「やっと終わった」
晴がレポートを提出した。でも、顔は晴れない。
「達成したのに、満足してない?」ノアが気づいた。
「うん。何か、虚しい」
「目標達成のパラドックスだ」
晴が驚いた。「パラドックス?」
「目標を達成すると、次の瞬間、空虚になる。よくあることだ」
「なぜ?」
「満足は、達成の瞬間にあるのではなく、過程にある」
晴が考えた。「過程?」
「目標に向かって努力してるとき、人は充実してる。達成すると、その緊張が消える」
「登山みたい?」
「そう。頂上に着いた瞬間より、登ってる最中が楽しい」
晴が頷いた。「じゃあ、達成は意味ないの?」
「意味はある。でも、達成自体が幸福を保証しない」
ノアが続けた。「ヘドニックトレッドミル、という概念がある」
「ヘドニック?」
「快楽。トレッドミルは、ランニングマシン」
「走っても、進まない?」
「そう。どんな達成も、すぐに慣れてしまう。基準が上がる」
晴が溜息をついた。「じゃあ、永遠に満足できない?」
「短期的には。でも、長期的な満足は別のところにある」
「どこに?」
「意味。自分の行動に意味を見出すこと」
晴が聞いた。「意味って何?」
「フランクルの『意味への意志』。人は意味を求める」
「達成は意味じゃない?」
「達成は手段。意味は、もっと深い」
ノアが例を出した。「同じレポートでも、義務で書くのと、興味で書くのでは違う」
「内的動機と外的動機」
「そう。内的動機がある時、過程自体が報酬になる」
晴が考え込んだ。「私、義務で書いてた」
「だから虚しい」
「じゃあ、どうすれば?」
「なぜそれをするのか、問い直す。自分にとっての意味を見つける」
晴がノートを開いた。「意味の探索」
「満足は、外からは来ない。内から生まれる」
「自己決定?」
「そう。自分で選んだと感じること」
晴が笑った。「でも、義務は選べない」
「選べないものに、意味を与えることはできる」
「意味づけ?」
「解釈の自由。同じ出来事でも、どう捉えるか」
ノアが窓を見た。「仏教の『一切唯心造』に近い」
「すべては心が作る?」
「外的条件は変えられなくても、内的態度は変えられる」
晴が頷いた。「ストア哲学も同じ」
「そう。コントロールできないものは手放し、できるものに集中する」
「満足も、コントロールできる?」
「ある程度は。期待を調整すること」
晴が聞いた。「期待を下げる?」
「下げるのではなく、現実的にする」
「理想と現実のギャップを減らす」
「そう。そのギャップが不満の源だ」
晴が考えた。「でも、理想がないと、成長しない」
「バランスだ。高い理想を持ちながら、現在を肯定する」
「矛盾してない?」
「矛盾してる。人間は矛盾を生きる存在だ」
ノアが微笑んだ。
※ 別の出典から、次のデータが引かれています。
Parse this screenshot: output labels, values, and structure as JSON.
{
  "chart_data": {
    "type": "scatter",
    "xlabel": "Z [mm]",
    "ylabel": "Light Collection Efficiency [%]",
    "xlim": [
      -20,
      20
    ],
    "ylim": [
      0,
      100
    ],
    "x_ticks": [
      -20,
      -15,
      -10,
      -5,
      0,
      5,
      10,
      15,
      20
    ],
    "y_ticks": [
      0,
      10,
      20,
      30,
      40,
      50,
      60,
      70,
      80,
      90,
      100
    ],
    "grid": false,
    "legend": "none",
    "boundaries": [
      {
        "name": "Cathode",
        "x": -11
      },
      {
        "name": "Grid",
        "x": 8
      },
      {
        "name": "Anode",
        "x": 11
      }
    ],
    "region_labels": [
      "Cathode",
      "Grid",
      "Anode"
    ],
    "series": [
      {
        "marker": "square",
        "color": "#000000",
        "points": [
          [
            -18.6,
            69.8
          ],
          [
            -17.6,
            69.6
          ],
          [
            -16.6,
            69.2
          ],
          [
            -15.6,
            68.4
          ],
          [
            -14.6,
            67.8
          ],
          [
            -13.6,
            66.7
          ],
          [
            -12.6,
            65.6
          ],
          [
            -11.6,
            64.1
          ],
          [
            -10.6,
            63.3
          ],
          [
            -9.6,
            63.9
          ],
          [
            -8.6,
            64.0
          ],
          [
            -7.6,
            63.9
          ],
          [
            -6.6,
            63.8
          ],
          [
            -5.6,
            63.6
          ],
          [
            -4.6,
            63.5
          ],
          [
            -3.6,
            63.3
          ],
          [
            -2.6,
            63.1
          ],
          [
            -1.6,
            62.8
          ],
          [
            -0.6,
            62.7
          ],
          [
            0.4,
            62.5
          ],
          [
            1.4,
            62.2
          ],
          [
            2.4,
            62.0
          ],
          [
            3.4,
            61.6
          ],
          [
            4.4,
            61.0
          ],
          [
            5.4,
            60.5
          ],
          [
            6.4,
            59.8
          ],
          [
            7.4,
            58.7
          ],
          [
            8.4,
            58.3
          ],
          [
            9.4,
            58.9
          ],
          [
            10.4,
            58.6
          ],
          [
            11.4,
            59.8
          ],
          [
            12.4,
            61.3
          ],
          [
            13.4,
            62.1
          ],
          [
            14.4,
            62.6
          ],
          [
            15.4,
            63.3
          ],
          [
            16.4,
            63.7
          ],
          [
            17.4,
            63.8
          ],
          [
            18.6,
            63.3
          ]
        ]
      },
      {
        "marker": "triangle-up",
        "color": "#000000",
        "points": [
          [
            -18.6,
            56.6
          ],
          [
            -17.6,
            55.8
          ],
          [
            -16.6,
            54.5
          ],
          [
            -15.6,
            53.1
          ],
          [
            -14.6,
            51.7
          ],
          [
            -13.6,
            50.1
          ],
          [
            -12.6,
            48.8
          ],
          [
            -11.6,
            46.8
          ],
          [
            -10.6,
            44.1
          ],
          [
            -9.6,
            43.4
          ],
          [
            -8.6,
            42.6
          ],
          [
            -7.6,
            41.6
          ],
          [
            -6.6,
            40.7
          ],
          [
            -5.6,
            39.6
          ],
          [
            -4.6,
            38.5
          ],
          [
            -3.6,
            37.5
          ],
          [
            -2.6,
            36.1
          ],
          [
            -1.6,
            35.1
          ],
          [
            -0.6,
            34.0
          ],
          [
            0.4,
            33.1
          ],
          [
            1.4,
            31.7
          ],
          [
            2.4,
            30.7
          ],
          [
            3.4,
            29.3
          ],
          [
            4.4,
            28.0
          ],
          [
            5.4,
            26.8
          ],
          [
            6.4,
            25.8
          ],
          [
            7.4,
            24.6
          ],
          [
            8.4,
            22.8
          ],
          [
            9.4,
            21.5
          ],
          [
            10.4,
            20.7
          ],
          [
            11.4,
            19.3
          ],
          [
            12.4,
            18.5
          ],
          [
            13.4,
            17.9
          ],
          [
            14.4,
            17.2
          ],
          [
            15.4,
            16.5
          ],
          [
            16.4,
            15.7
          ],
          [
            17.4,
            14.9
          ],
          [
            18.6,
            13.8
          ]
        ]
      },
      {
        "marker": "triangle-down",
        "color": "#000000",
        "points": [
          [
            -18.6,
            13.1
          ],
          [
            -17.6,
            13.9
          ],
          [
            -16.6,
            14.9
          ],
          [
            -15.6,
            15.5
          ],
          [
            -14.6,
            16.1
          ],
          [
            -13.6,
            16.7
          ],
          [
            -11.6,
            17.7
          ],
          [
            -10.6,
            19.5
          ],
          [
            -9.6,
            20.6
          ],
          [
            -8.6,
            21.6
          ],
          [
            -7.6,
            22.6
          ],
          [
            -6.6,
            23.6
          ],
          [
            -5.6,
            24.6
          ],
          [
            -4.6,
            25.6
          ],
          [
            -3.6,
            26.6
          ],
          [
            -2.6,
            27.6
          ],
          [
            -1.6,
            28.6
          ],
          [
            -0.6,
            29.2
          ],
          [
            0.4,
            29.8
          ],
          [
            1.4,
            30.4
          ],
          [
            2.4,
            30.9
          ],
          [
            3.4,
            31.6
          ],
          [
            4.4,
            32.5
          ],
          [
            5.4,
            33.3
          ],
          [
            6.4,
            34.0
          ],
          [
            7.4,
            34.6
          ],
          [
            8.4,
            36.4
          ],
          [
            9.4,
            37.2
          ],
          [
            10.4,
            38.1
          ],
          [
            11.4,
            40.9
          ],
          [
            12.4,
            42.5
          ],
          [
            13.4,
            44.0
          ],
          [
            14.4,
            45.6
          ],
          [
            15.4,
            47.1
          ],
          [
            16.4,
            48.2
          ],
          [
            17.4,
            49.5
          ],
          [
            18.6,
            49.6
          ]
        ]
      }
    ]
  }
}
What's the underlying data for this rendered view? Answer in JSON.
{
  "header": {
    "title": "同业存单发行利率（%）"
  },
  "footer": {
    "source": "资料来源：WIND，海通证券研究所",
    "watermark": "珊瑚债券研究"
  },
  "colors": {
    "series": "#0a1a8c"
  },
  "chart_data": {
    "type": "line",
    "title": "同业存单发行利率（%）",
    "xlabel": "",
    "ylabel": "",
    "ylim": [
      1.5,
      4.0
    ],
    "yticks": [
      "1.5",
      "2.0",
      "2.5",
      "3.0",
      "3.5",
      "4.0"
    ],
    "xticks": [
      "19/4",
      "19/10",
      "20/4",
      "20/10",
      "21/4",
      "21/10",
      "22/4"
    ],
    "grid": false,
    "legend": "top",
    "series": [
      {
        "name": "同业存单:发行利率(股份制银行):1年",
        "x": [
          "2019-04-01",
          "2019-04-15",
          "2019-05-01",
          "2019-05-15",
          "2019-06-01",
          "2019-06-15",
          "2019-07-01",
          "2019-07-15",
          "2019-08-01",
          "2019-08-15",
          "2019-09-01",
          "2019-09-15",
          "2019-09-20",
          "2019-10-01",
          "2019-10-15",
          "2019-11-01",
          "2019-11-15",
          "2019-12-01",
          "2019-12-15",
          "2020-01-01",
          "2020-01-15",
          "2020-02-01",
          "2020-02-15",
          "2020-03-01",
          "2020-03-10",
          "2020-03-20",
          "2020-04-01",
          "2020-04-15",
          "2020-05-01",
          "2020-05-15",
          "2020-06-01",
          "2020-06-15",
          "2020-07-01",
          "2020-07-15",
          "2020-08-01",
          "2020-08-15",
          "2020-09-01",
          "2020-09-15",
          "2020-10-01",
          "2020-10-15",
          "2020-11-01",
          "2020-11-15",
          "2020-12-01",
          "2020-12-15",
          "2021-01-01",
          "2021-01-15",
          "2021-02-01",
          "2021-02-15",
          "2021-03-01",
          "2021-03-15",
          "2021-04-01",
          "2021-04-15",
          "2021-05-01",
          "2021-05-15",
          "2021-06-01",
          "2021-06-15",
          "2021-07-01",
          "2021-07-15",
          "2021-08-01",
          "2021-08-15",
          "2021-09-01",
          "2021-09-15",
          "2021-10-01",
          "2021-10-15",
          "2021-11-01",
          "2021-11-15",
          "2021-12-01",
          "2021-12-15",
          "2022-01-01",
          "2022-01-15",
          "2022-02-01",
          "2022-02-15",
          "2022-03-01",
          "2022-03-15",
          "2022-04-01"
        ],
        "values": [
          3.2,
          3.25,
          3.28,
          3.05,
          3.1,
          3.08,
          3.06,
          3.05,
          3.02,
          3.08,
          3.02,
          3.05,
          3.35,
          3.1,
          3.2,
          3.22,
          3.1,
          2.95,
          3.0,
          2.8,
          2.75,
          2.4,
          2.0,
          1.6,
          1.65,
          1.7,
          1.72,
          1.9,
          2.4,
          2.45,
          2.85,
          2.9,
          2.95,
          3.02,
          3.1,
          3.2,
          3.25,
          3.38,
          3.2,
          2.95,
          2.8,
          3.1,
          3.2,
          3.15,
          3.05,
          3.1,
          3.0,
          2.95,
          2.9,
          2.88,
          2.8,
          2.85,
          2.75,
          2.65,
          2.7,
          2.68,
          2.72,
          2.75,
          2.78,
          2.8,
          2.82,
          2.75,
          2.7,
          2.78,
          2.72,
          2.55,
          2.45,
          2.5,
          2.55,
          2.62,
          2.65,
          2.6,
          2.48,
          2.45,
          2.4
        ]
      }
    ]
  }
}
「禅の『今ここ』の思想」
「未来の達成を目指しながら、今を味わう」
晴が立ち上がった。「じゃあ、次のレポートは楽しんで書く」
「良い決意だ。でも、楽しめないときもある」
「それでもいい?」
「それでもいい。完璧を求めない」
晴が窓の外を見た。「満足って、状態じゃなくて、態度?」
「深い洞察だ。満足は、選択だ」
「選択?」
「今の自分を肯定する選択。不完全でも、進行中でも」
晴が微笑んだ。「達成してなくても、満足できる」
「そう。そして達成しても、満足しないこともある」
「じゃあ、達成と満足は別物」
ノアが頷いた。「別物。でも、関連はある」
「複雑」
「人間は複雑だから」
二人は図書館を出た。満足を探して、でも、すでに足元にあるのかもしれない。
晴がつぶやいた。「満足は、気づくもの」
「そう。作るものではなく、発見するもの」ノアが答えた。
歩きながら、二人は満足について考え続けた。答えは出ないが、それもまた、満足だった。